Thursday, February 10, 2011

Boston + Cambridge, MA.


The first leg of our Awaken U.S. trip brought us to Boston, MA. I love the Red Sox and I love this city. Three years ago I passed through for a few days before continuing my East Coast exploration and hunt for literary museums and writers homes. I toured a snow covered Fenway park, spent a good chunk of my day at Boston’s beautiful public library, and discovered the city on trains and metros. So, having been here before I knew there would be a certain sense of familiarity, especially as we headed towards Harvard University our first day, a campus I had walked through on my hunt for the home of Henry Wadsworth Longfellow.



However, it didn’t take me long to realize two HUGE differences that would set this trip to Boston apart from my last one.

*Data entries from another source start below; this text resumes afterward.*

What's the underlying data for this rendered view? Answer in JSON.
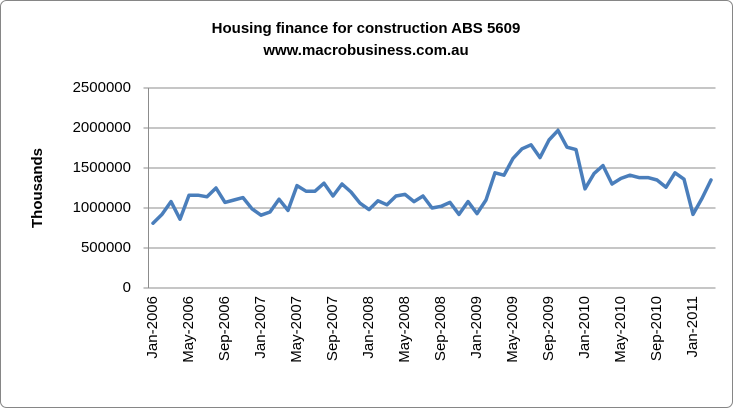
{
  "chart_data": {
    "type": "line",
    "title": "Housing finance for construction ABS 5609",
    "subtitle": "www.macrobusiness.com.au",
    "y_label": "Thousands",
    "categories": [
      "Jan-2006",
      null,
      null,
      null,
      "May-2006",
      null,
      null,
      null,
      "Sep-2006",
      null,
      null,
      null,
      "Jan-2007",
      null,
      null,
      null,
      "May-2007",
      null,
      null,
      null,
      "Sep-2007",
      null,
      null,
      null,
      "Jan-2008",
      null,
      null,
      null,
      "May-2008",
      null,
      null,
      null,
      "Sep-2008",
      null,
      null,
      null,
      "Jan-2009",
      null,
      null,
      null,
      "May-2009",
      null,
      null,
      null,
      "Sep-2009",
      null,
      null,
      null,
      "Jan-2010",
      null,
      null,
      null,
      "May-2010",
      null,
      null,
      null,
      "Sep-2010",
      null,
      null,
      null,
      "Jan-2011",
      null,
      null
    ],
    "series": [
      {
        "name": "Housing finance for construction",
        "color": "#4a7ebb",
        "values": [
          810000,
          920000,
          1080000,
          860000,
          1160000,
          1160000,
          1140000,
          1250000,
          1070000,
          1100000,
          1130000,
          990000,
          910000,
          950000,
          1110000,
          970000,
          1280000,
          1210000,
          1210000,
          1310000,
          1150000,
          1300000,
          1200000,
          1060000,
          980000,
          1090000,
          1040000,
          1150000,
          1170000,
          1080000,
          1150000,
          1000000,
          1020000,
          1070000,
          920000,
          1080000,
          930000,
          1100000,
          1440000,
          1410000,
          1620000,
          1740000,
          1790000,
          1630000,
          1850000,
          1970000,
          1760000,
          1730000,
          1240000,
          1430000,
          1530000,
          1300000,
          1370000,
          1410000,
          1380000,
          1380000,
          1350000,
          1260000,
          1440000,
          1360000,
          920000,
          1120000,
          1350000
        ]
      }
    ],
    "ylim": [
      0,
      2500000
    ],
    "yticks": [
      0,
      500000,
      1000000,
      1500000,
      2000000,
      2500000
    ],
    "grid": true
  }
}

The first difference is community. This time I was not on my own. This time I walked the city’s streets with 5 others who, after only a few months of knowing each other, have become some of my closest friends. The second is the focus. When I came before it was a very self focused. I went where I wanted and did what was on my heart to do, using only a list of addresses and writer’s names to guide me. This time I was following the heart of God. Prayer and His Holy Spirit becoming my guides. Talk about getting a new perspective.



Our housing was a 15 minute walk from the Harvard campus at the Justice House of Prayer (http://jhopboston.com/). The group there instantly welcomed us into their home, hearts and community. For three days we lived together, ate together, laughed together and prayed together. It was a powerful testimony of the body of Christ, different members with different functions but all working together as one.




The second morning we were there we met up with Eunice Lee, a girl who had done her DTS in Kona a couple of years ago. Eunice is a junior year at Harvard and has taken it upon herself to bring a lifestyle of prayer and continual pursuit of the Lord to this place, meeting each morning to pray in a church on campus with whoever will join her. Although the group maybe small in numbers, varying from 4-10 people, I got the feeling that what they are a part of is bigger than they even realize. There is power in prayer, and as one who claims to follow Christ I began to feel the conviction of a life lacking in that area.


The day we were to leave Boston and head to New Jersey our dear van, lovingly named “Wallace the Tabernacle,” began to make sounds that even I, being ignorant in car-speak, knew were anything but normal. We decided to ask the Lord whether to stay and get it fixed, therefore cancelling the New Jersey part of our trip, or to go for it, trusting that if He wanted us to get there He’d get us there regardless of the noises coming from our van. After a few minutes we felt the go ahead and on a rainy February night we set off for the four hour drive to Jersey.